Empiezo a preparar las intervenciones para la tarde. Me invitaron a dos charlas en la Biblioteca Nacional y vamos a hablar de Distopía en una, de Género Negro en otra. Justo hoy, pienso, vamos a hablar de distopía. Busco la forma de empezar hablando de lo que va a pasar en la Plaza y en el Congreso. No quiero, hoy, en esta soleada y ya calurosa mañana de diciembre, hablar sólo de libros. Recuerdo a Jameson: en nuestro tiempo es más fácil imaginar el fin del mundo que el fin del capitalismo.

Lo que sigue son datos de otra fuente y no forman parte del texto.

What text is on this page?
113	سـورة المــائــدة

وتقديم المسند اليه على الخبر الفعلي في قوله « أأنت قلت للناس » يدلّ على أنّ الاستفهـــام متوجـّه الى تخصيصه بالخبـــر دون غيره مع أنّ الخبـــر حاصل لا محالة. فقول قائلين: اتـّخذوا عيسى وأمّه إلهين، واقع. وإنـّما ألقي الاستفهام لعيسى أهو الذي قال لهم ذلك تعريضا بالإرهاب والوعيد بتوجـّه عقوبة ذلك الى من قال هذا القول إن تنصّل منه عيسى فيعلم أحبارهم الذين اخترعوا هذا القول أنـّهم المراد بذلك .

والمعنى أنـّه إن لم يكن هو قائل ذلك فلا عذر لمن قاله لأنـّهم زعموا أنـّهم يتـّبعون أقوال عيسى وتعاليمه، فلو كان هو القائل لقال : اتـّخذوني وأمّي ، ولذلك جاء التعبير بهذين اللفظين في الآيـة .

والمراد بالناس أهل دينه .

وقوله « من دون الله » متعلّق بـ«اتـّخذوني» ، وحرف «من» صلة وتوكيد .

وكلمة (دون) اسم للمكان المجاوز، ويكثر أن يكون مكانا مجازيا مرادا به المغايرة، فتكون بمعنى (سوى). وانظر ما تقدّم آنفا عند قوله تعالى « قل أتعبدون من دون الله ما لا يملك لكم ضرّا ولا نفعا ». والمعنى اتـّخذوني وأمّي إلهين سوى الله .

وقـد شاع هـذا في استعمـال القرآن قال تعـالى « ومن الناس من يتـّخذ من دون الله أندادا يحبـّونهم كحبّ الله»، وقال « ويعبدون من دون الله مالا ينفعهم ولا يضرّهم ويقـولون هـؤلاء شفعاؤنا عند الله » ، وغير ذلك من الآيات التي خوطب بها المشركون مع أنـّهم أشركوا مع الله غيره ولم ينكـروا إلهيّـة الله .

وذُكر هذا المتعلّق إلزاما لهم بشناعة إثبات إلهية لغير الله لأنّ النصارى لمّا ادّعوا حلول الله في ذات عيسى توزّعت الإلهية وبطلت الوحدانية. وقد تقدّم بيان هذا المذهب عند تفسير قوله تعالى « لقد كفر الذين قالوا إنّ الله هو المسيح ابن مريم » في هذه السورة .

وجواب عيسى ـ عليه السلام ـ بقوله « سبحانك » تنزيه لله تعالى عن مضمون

Una compañera manda al grupo de Whatsapp de Sonámbula unas breves indicaciones para los que se movilizan. Ella, dice, va a ir a la marcha. Nos avisa cuando haya salido para que nos quedemos tranquilos. Pienso, ahora, también, en ella. Caminando bajo el sol de diciembre desde Once hasta Congreso, con cientos de policías y gendarmes que rondan la ciudad. Prendo la tele. En Crónica se ve el carro hidrante que ya está tirando agua. Y la lluvia de piedras que le devuelven los manifestantes. El título en letras catástrofes dice: Nadie retrocede.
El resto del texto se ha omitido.